Wilson, Samuel M. and Leighton C. Peterson. (2002). “The Anthropology of Online Communities.”

Wilson, Samuel M. and Leighton C. Peterson. (2002). “The Anthropology of Online Communities.”

In their article Wilson and Leighton raise these questions: How have scholars approached
online communities and online communication in general? Is the concept of community
itself misleading? How are issues of power and access manifested in this
arena?

They state that the shortage of “mainstream anthropological
research on the Internet and computing reflects the fact that anthropology has not
played a central role in studies of mass media in the past; anthropologists have positioned
media as peripheral to culture.”

They argue that “anthropology is uniquely suited for the study of socioculturally situated
online communication within a rapidly changing context. Anthropological
methodologies enable the investigation of cross-cultural, multiileveled, and multisited
phenomena…” This is changing as “Recently there have been calls for an ethnographic approach to the issues of new media, an approach that is timely and indispensable as we begin to theorize the sociocultural
implications of new communication technology.”
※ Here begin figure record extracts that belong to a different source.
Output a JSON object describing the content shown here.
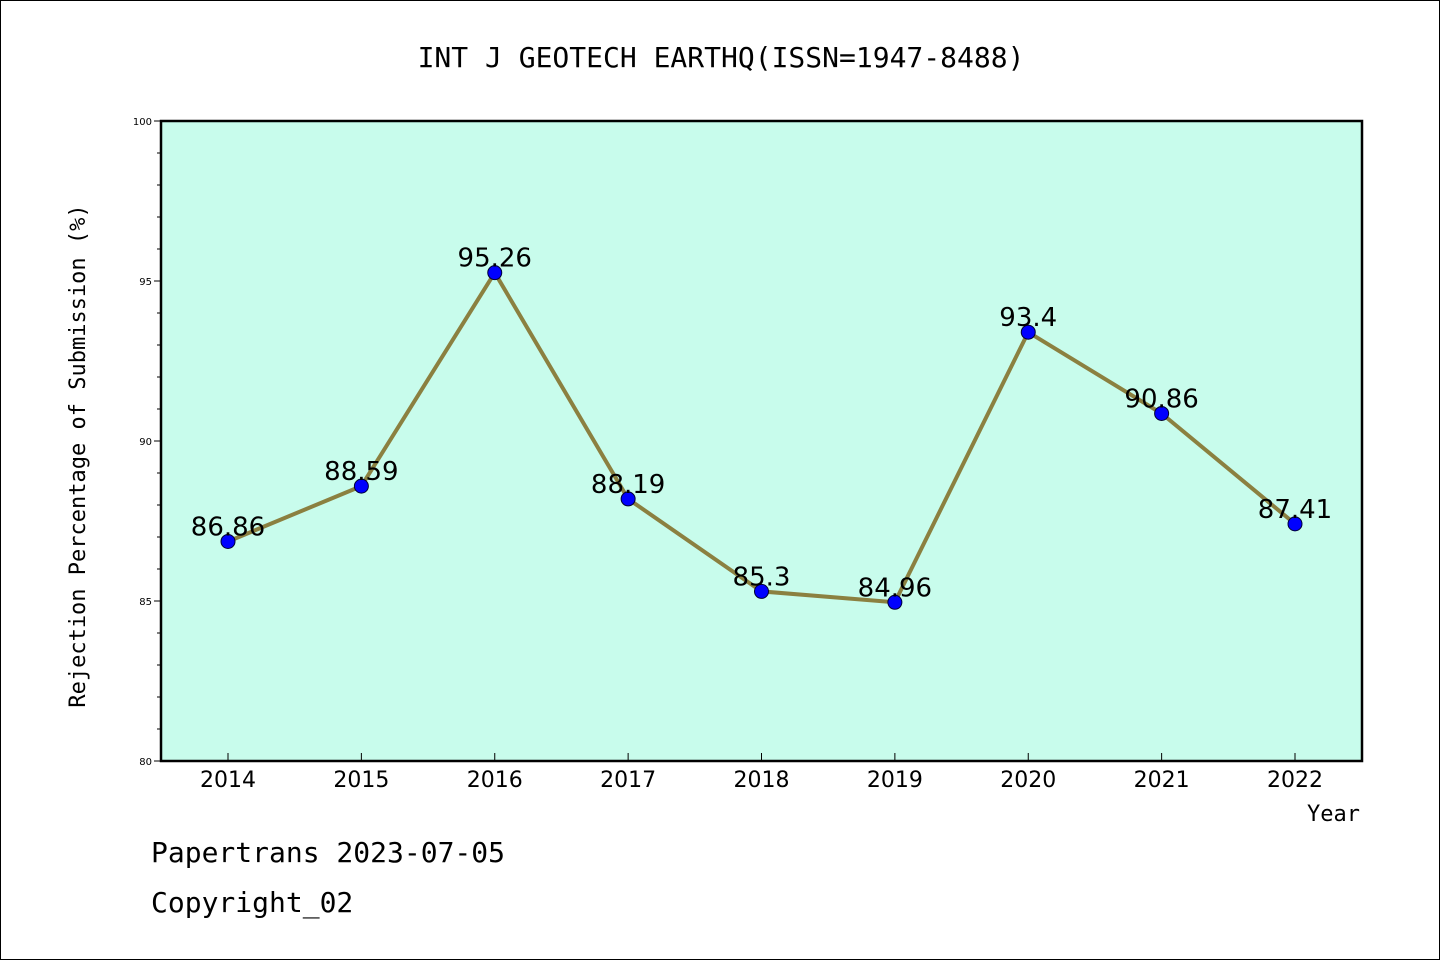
{
  "chart_data": {
    "type": "line",
    "title": "INT J GEOTECH EARTHQ(ISSN=1947-8488)",
    "xlabel": "Year",
    "ylabel": "Rejection Percentage of Submission (%)",
    "categories": [
      "2014",
      "2015",
      "2016",
      "2017",
      "2018",
      "2019",
      "2020",
      "2021",
      "2022"
    ],
    "values": [
      86.86,
      88.59,
      95.26,
      88.19,
      85.3,
      84.96,
      93.4,
      90.86,
      87.41
    ],
    "data_labels": [
      "86.86",
      "88.59",
      "95.26",
      "88.19",
      "85.3",
      "84.96",
      "93.4",
      "90.86",
      "87.41"
    ],
    "ylim": [
      80,
      100
    ],
    "yticks": [
      "80",
      "85",
      "90",
      "95",
      "100"
    ],
    "grid": false,
    "colors": {
      "plot_background": "#c8fcec",
      "line": "#8b8040",
      "marker": "#0000ff",
      "border": "#000000"
    }
  },
  "footer": {
    "line1": "Papertrans 2023-07-05",
    "line2": "Copyright_02"
  }
}
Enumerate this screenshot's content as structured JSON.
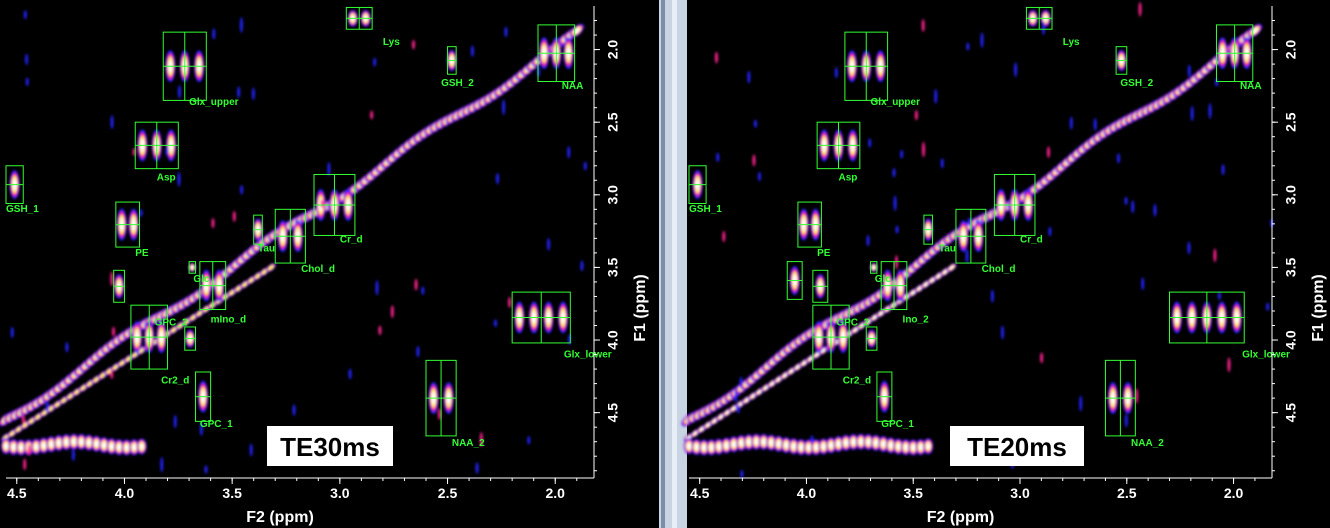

Kollock, Peter and Marc A. Smith. (1999). “Communities in Cyberspace.”

The authors show two visions associated with description of social networks. One, optimistic that “highlights the positive effects of networks and their benefits for democracy and prosperity” (p. 22), the other, pessimistic, shows individuals who “are trapped and ensnared in a ‘net’ that predominantly offers new opportunities for surveillance and social control” (p. 4).

They provide examples to illustrate participation in community networks’. the Big Sky Telegraph community networks that managed to attract less than 1/3 of potential users of one-room teachers in Montana was a failure, and the success story of the Jervey Place taskforce that attracted a host of help from prominent architect and community leaders, which would not be possible without the Internet.

I agree with their conclusion that the overly optimists view of new technology is not the serious analysis but prediction. In the past, new technologies such as “the telegraph, radio, movies, and television did create revolutions, but no the ones that were expected” (p.23).